On World Mental Health Day last month, the preliminary stages of a five-a-side tournament were held at the Woodhouse Park Lifestyle Centre, Wythenshawe. The event kick started a month-long campaign of mental health awareness organised by Manchester United Foundation and Wythenshawe Community Housing Group (WCHG), culminating in the finals of the tournament at the legendary Cliff Training Ground, Salford.
To celebrate the manner in which this highly competitive tournament was played, former Manchester United manager and Busby Babe, Wilf McGuinness was on hand to present all the finalists with their medals. Participants came from all over Greater Manchester and are members of community groups helping them deal with health or mental health problems.
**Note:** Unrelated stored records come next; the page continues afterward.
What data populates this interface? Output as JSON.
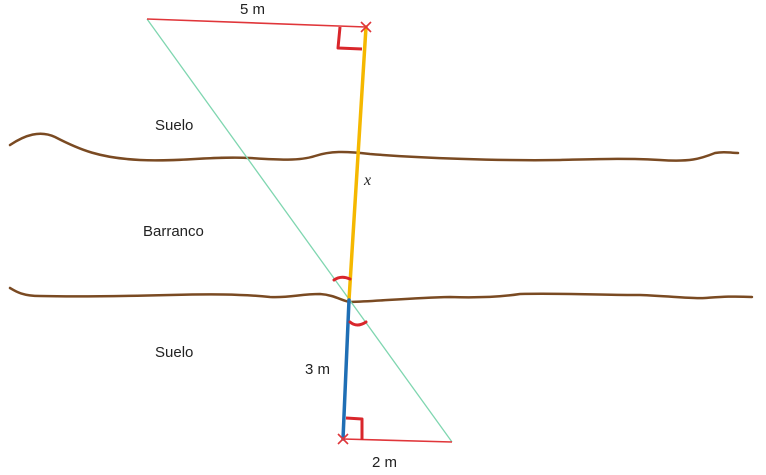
{
  "labels": {
    "top_length": "5 m",
    "bottom_length": "2 m",
    "lower_vertical": "3 m",
    "unknown": "x",
    "suelo_top": "Suelo",
    "barranco": "Barranco",
    "suelo_bottom": "Suelo"
  },
  "colors": {
    "ground": "#7a4a22",
    "horizontal_segments": "#e0363a",
    "unknown_segment": "#f5b800",
    "known_segment": "#1f6fb5",
    "diagonal": "#7fd6b0",
    "angle_marks": "#d9262b",
    "markers": "#e0363a"
  }
}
Representing the Reds, Wythenshawe’s Lifestyle United narrowly missed out in the final against Benchill Community Centre – decked in City sky-blue – but in a tournament aimed at raising awareness of mental health and to highlight the support that is available there could be no losers, as tournament organiser and Foundation health project co-ordinator, Steve Hoy says, “Everyone is a winner!”
"Today was everything we wanted in terms of bringing people from the community together who don’t always have a chance in life for whatever reason that may be,” Steve explains.
“With it being such a success we hope it will be an annual thing and involve more teams. Hopefully today has given them a focus and a step up. Playing at The Cliff doesn’t happen every day, some of the biggest legends in the history of the game have gone through this place including Best, Charlton, Robson, Cantona and Giggs - it doesn’t get any better than that. To come here and follow in their footsteps and then for the players to meet a true living legend in Wilf McGuinness makes it a great day for all of us.”
Brushing aside his disappointment of losing in a semi-final match, Derek Coley of Wythenshawe was delighted to meet Wilf and share a unique footballing experience: “I’m gutted to have lost because it was a special occasion and you don’t want it to end, but I’ve been attending Steve’s health project for the last four years and I can’t thank him enough. Today has been tremendous, it was great to meet Wilf; it’s something I’ll never forget.”
Likewise, the man who took over from Sir Matt Busby in 1969 recognised the importance of the work the Foundation has carried out with WCHG. After entertaining the players with stories from his playing and coaching career and showing all in attendance the injury that ended his playing career at the age of 22, Wilf McGuiness said:
“It’s terrific to be back at The Cliff and witness a tournament like this played in the right spirit. These men have got it hard and it’s difficult for them for one reason or another. So to come down to Manchester United and for the Foundation to get them to believe in themselves and steer them in the right direction, that’s what it’s all about.”
And it was the Busby Babe’s departing words to this group of local men that summed up the ethos of the tournament and saw every participant leave with their heads held high:
“Get it into your hearts and in your head that if you can do it in football then you can do it in life. Self-belief is what I believe in. If you believe in yourself, you will get there in the end.”